November has been declared Long Term Care Awareness Month by the American Association of Long Term Care Insurance. On a related note, November is National Family Caregiver’s Month. But once care giving services are needed, it is probably too late to purchase long term care insurance. This insurance is one of the most important ways to plan for possible future care.

Traditional health insurance isn’t designed to cover long term care and many Americans may need long term care at some point in their lives. Generally, Medicare isn't designed to adequately cover long term care costs. Since many Americans do not yet own long term care insurance, the burden of care giving often falls upon unpaid family caregivers. Although all long term care needs, by definition, last more than 90 days, many people need help for much longer, sometimes for years. This can be a significant physical, financial and emotional burden for family caregivers.

In an effort to encourage Americans to prepare for their future long term care needs, Long Term Care Awareness Month reminds all of the importance of this planning.
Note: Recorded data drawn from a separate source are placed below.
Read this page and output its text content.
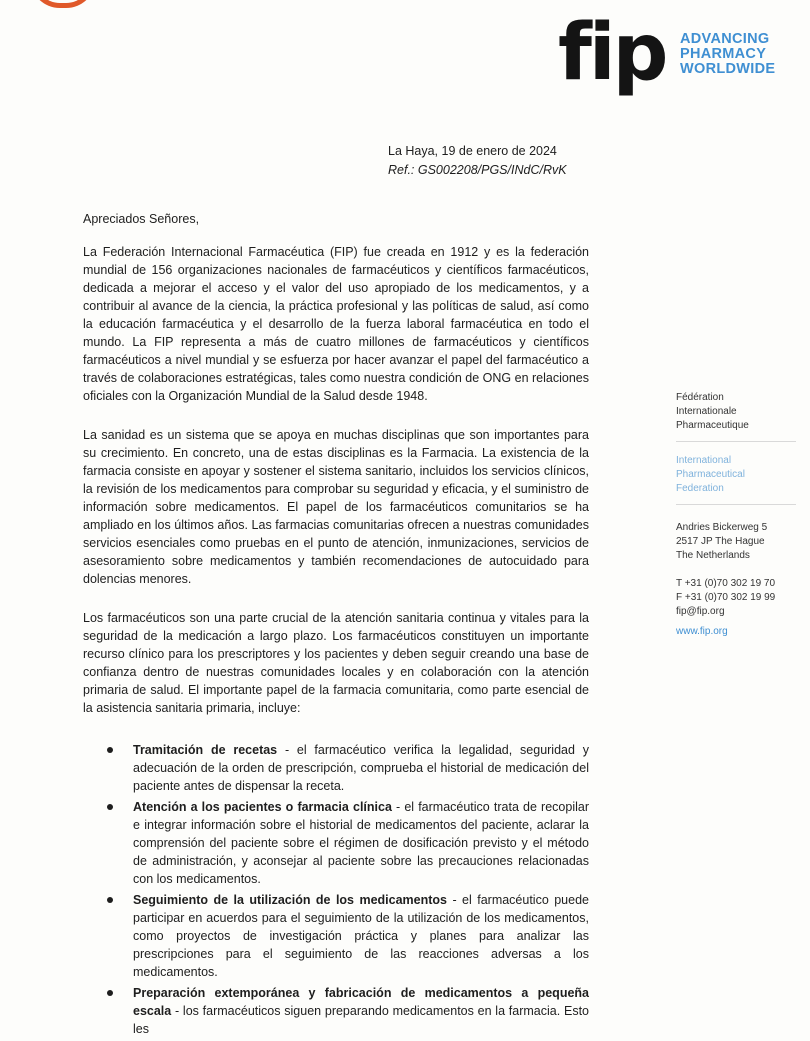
fip ADVANCING
PHARMACY
WORLDWIDE
La Haya, 19 de enero de 2024
Ref.: GS002208/PGS/INdC/RvK
Apreciados Señores,

La Federación Internacional Farmacéutica (FIP) fue creada en 1912 y es la federación mundial de 156 organizaciones nacionales de farmacéuticos y científicos farmacéuticos, dedicada a mejorar el acceso y el valor del uso apropiado de los medicamentos, y a contribuir al avance de la ciencia, la práctica profesional y las políticas de salud, así como la educación farmacéutica y el desarrollo de la fuerza laboral farmacéutica en todo el mundo. La FIP representa a más de cuatro millones de farmacéuticos y científicos farmacéuticos a nivel mundial y se esfuerza por hacer avanzar el papel del farmacéutico a través de colaboraciones estratégicas, tales como nuestra condición de ONG en relaciones oficiales con la Organización Mundial de la Salud desde 1948.

La sanidad es un sistema que se apoya en muchas disciplinas que son importantes para su crecimiento. En concreto, una de estas disciplinas es la Farmacia. La existencia de la farmacia consiste en apoyar y sostener el sistema sanitario, incluidos los servicios clínicos, la revisión de los medicamentos para comprobar su seguridad y eficacia, y el suministro de información sobre medicamentos. El papel de los farmacéuticos comunitarios se ha ampliado en los últimos años. Las farmacias comunitarias ofrecen a nuestras comunidades servicios esenciales como pruebas en el punto de atención, inmunizaciones, servicios de asesoramiento sobre medicamentos y también recomendaciones de autocuidado para dolencias menores.

Los farmacéuticos son una parte crucial de la atención sanitaria continua y vitales para la seguridad de la medicación a largo plazo. Los farmacéuticos constituyen un importante recurso clínico para los prescriptores y los pacientes y deben seguir creando una base de confianza dentro de nuestras comunidades locales y en colaboración con la atención primaria de salud. El importante papel de la farmacia comunitaria, como parte esencial de la asistencia sanitaria primaria, incluye:

Tramitación de recetas - el farmacéutico verifica la legalidad, seguridad y adecuación de la orden de prescripción, comprueba el historial de medicación del paciente antes de dispensar la receta.
Atención a los pacientes o farmacia clínica - el farmacéutico trata de recopilar e integrar información sobre el historial de medicamentos del paciente, aclarar la comprensión del paciente sobre el régimen de dosificación previsto y el método de administración, y aconsejar al paciente sobre las precauciones relacionadas con los medicamentos.
Seguimiento de la utilización de los medicamentos - el farmacéutico puede participar en acuerdos para el seguimiento de la utilización de los medicamentos, como proyectos de investigación práctica y planes para analizar las prescripciones para el seguimiento de las reacciones adversas a los medicamentos.
Preparación extemporánea y fabricación de medicamentos a pequeña escala - los farmacéuticos siguen preparando medicamentos en la farmacia. Esto les
Fédération
Internationale
Pharmaceutique
International
Pharmaceutical
Federation
Andries Bickerweg 5
2517 JP The Hague
The Netherlands
T +31 (0)70 302 19 70
F +31 (0)70 302 19 99
fip@fip.org
www.fip.org
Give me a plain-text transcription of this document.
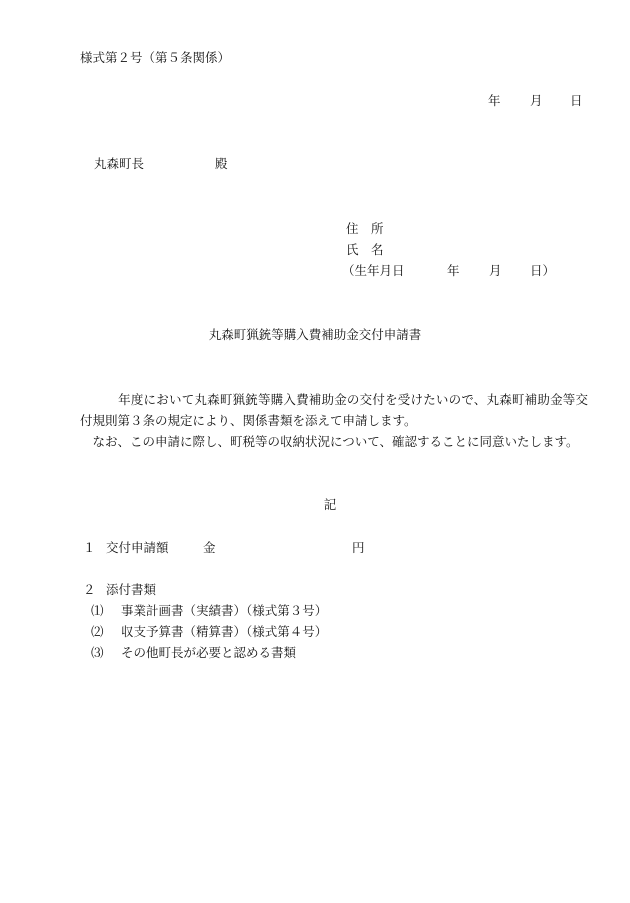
様式第２号（第５条関係）
年 月 日
丸森町長	殿
住　所
氏　名
（生年月日	年 月 日）
丸森町猟銃等購入費補助金交付申請書

　　　年度において丸森町猟銃等購入費補助金の交付を受けたいので、丸森町補助金等交付規則第３条の規定により、関係書類を添えて申請します。

　なお、この申請に際し、町税等の収納状況について、確認することに同意いたします。

記
１ 交付申請額	金	円
２ 添付書類
⑴ 事業計画書（実績書）（様式第３号）
⑵ 収支予算書（精算書）（様式第４号）
⑶ その他町長が必要と認める書類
While most people don’t like to think of this aspect of retirement planning, it is just as important as drafting a will or saving for retirement.

Consider these facts:


  • By 2026, the population of Americans ages 65 and older will double to 71.5 million.
  • Between 2007 and 2015, the number of Americans ages 85 and older is expected to increase by 40 percent.
  • Among people turning 65 today, 69 percent will need some form of long-term care, whether in the community or in a residential care facility.
  • By 2020, 12 million older Americans will need long-term health care.
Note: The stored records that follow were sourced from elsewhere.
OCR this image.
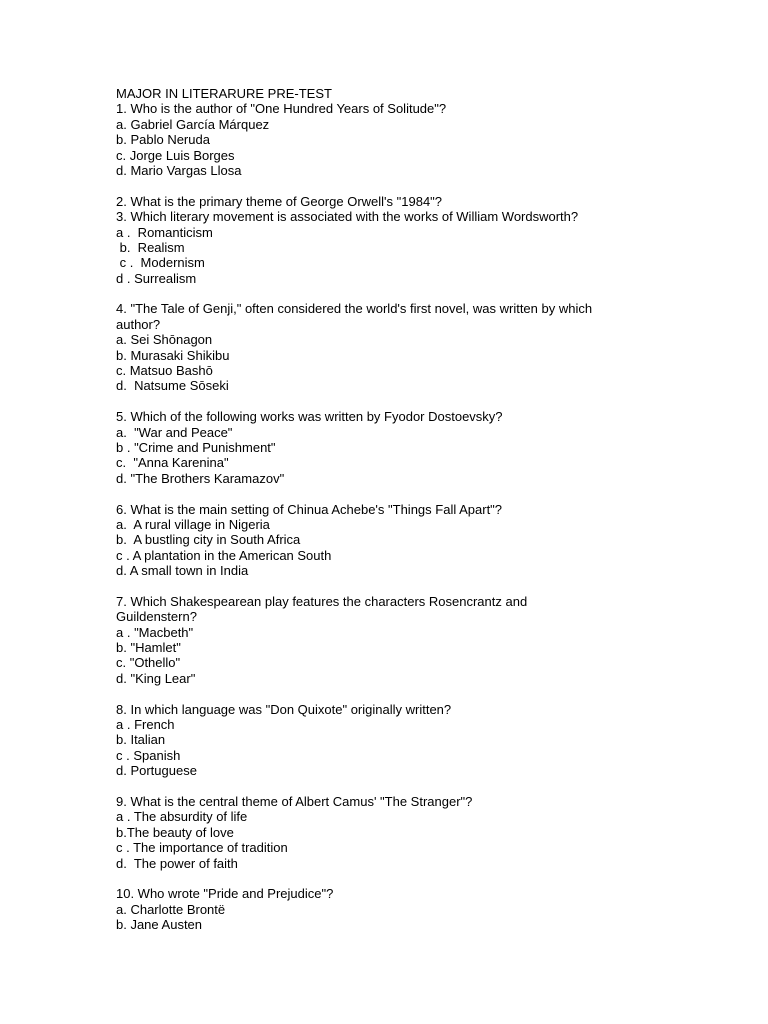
MAJOR IN LITERARURE PRE-TEST
1. Who is the author of "One Hundred Years of Solitude"?
a. Gabriel García Márquez
b. Pablo Neruda
c. Jorge Luis Borges
d. Mario Vargas Llosa
2. What is the primary theme of George Orwell's "1984"?
3. Which literary movement is associated with the works of William Wordsworth?
a .  Romanticism
b.  Realism
c .  Modernism
d . Surrealism
4. "The Tale of Genji," often considered the world's first novel, was written by which
author?
a. Sei Shōnagon
b. Murasaki Shikibu
c. Matsuo Bashō
d.  Natsume Sōseki
5. Which of the following works was written by Fyodor Dostoevsky?
a.  "War and Peace"
b . "Crime and Punishment"
c.  "Anna Karenina"
d. "The Brothers Karamazov"
6. What is the main setting of Chinua Achebe's "Things Fall Apart"?
a.  A rural village in Nigeria
b.  A bustling city in South Africa
c . A plantation in the American South
d. A small town in India
7. Which Shakespearean play features the characters Rosencrantz and
Guildenstern?
a . "Macbeth"
b. "Hamlet"
c. "Othello"
d. "King Lear"
8. In which language was "Don Quixote" originally written?
a . French
b. Italian
c . Spanish
d. Portuguese
9. What is the central theme of Albert Camus' "The Stranger"?
a . The absurdity of life
b.The beauty of love
c . The importance of tradition
d.  The power of faith
10. Who wrote "Pride and Prejudice"?
a. Charlotte Brontë
b. Jane Austen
  • The average daily cost for a private room in a nursing home is $213, or $77,745 annually.
  • The average daily cost for a semi-private room in a nursing home is $189, or $68,985 annually.
  • The average monthly cost of living in an assisted living facility is $2,969, or $37,628 annually.
  • The average monthly cost of living in a not-for-profit Continuing Care Retirement Community is $2,672, or $32,064 annually.
  • The Average monthly rate for assisted living facilities that charge additional fees for Alzheimer's and dementia care is $4,270, or $51,240 annually.
  • To move into a community, individuals must also pay an entry fee ranging from $60,000 to $120,000.
  • The average hourly rate for certified home health aide is $32.37.
  • The average hourly rate for uncertified home health aide is $19.00.
  • The national average daily rate for adult day centers is $61.
  • The national average hourly rate for homemakers/companions is $18.

Who Pays

  • Nearly 40 percent of long-term care spending is paid for by private funds.
  • Medicare, which covers rehabilitation services after an individual is discharged from a hospital, pays for 19 percent of all long-term care spending.
  • Medicaid, which covers health care costs for low-income individuals, pays for 49 percent of all long-term care spending.
  • Accounting for about 40 percent of total expenditures on nursing facilities, Medicaid's payments cover the care of more than half of all nursing home residents.

Long-term Care Insurance

  • The average annual long-term care premium for individuals under 65 is $1,337.
  • The average premium for individuals over 65 is $2,862.
  • The average long-term care insurance policy purchased by a 65-year-old and held until death pays out 82 cents for every dollar.
  • Since 1987, fewer than 10 million Americans have bought long-term care insurance, and only about 7 million of those policies remain in force today.
  • Almost 30 percent of Americans over 45 have purchased a long-term care insurance policy.